Assistindo ao atual aumento de casos e pensando no inverno, o plano será o mesmo?
O inverno preocupa-me. Nós estamos cansados, foi de uma violência atroz, e não estamos a ver no poder político o reconhecimento - e não estou a falar de dinheiro ou a falar só por mim. A frase do primeiro-ministro foi de uma infelicidade enorme e foi dita por um arauto do SNS. O cinismo é pior do que a hipocrisia. Dizer que o SNS é muito importante mas fazer declarações que dão a entender que o nós fizemos não foi mais do que a nossa obrigação não é verdade. O que nós fizemos não é normal, está para lá do que é previsível. O que nós estávamos à espera era de um mínimo reconhecimento. Por exemplo, eu gostava que a minha unidade tivesse um vestiário. De ao fim de 15 anos de especialidade poder ter uma carreira. É isso que nós queremos, não queremos medalhas. Ou seja, por um lado, as pessoas estão cansadas e um bocadinho sentidas. Se tivermos o vírus a circular no meio a um inverno normal, vamos ter de ter no hospital um circuito covid e outro não-covid, numa altura de grande pressão dos serviços, quando a atividade normal já tiver sido retomada. Porque não nos podemos esquecer que o que fizémos até agora foi com a atividade normal parada e sem o inverno. Tenho, portanto, alguma preocupação e acho que devíamos preparar-nos bem para o inverno. Tenho dificuldade em contratar médicos e em fazer horários. Aquelas declarações do Dr. António Costa custam, representam um virar de página, como alguém que já está noutra onda. Mas se calhar, é um bocadinho cedo para virar a página. Nós estamos cansados, é verdade, o inverno vai ser difícil, o SNS não passou a estar bem, eu continuo com dificuldades para várias coisas básicas. Só agora recomecei a dormir melhor.
Levava a covid para casa?
Sim. E mais, houve outra coisa complicada: houve colegas que se afastaram das famílias, eu continuei a viver em casa. Mas custava-me chegar e sentir a ansiedade da minha família.

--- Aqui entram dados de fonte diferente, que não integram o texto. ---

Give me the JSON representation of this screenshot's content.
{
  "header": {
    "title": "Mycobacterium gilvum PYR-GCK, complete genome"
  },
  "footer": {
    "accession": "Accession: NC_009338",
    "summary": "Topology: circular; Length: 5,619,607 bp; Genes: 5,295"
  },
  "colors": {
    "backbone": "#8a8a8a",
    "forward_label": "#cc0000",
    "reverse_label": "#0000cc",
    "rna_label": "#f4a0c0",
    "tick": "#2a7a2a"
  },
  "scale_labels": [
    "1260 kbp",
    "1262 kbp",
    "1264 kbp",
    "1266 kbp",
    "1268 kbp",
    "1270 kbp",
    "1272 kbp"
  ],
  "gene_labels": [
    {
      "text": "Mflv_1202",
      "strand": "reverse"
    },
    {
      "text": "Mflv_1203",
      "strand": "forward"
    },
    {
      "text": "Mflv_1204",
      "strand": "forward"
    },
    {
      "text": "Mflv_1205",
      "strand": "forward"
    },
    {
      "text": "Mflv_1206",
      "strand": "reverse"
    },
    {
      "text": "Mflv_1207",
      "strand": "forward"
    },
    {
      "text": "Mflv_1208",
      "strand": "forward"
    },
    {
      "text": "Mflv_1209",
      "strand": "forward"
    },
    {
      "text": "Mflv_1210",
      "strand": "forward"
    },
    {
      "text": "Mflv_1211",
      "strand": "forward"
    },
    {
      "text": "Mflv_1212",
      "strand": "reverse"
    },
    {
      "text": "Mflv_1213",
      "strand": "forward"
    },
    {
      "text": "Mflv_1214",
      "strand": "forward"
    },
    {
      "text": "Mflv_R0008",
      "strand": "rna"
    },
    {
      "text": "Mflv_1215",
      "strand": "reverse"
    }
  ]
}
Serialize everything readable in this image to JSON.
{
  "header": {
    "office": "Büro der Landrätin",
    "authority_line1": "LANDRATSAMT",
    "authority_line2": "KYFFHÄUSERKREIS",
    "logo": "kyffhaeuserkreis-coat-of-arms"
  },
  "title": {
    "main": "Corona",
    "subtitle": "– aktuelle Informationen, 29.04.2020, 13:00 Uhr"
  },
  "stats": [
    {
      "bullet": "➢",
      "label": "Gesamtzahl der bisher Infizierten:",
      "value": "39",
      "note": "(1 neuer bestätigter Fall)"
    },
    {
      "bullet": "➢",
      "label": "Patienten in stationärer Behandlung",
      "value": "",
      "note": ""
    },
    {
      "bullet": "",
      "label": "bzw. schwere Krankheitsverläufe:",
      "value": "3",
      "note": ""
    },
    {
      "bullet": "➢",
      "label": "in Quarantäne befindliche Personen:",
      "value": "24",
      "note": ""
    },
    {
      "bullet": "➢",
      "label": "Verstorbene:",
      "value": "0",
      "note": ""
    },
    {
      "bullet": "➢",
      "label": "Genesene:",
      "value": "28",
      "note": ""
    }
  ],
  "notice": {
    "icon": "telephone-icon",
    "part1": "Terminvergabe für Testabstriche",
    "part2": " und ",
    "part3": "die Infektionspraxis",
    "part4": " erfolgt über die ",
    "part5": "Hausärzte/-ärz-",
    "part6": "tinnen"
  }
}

Tinham medo de si? Viu medo nos olhos dos seus filhos e da sua mulher?
Claro que sim. E eu também tinha medo de lhes fazer mal, como é evidente.
Como lidou com isso?
Com alguma tristeza. Porque queria chegar a casa e abraçar os meus filhos. Tenho uma vida muito feliz, em termos familiares e profissionais. Esta fase tirou-me algumas das coisas mais importantes, como estar com os amigos, mas mesmo isso não custou assim tanto porque eu estava a fazer o bem, o que é muito importante e porque sabia que não era para sempre.
Ficou com sequelas? Mudou comportamentos e atitudes?
Acho que não. Mas, pela primeira vez na minha vida, sinto um enorme cansaço. Até nem era para tirar esses dias de férias, mas tirei, porque estava com uma exaustão. Nisso mudei.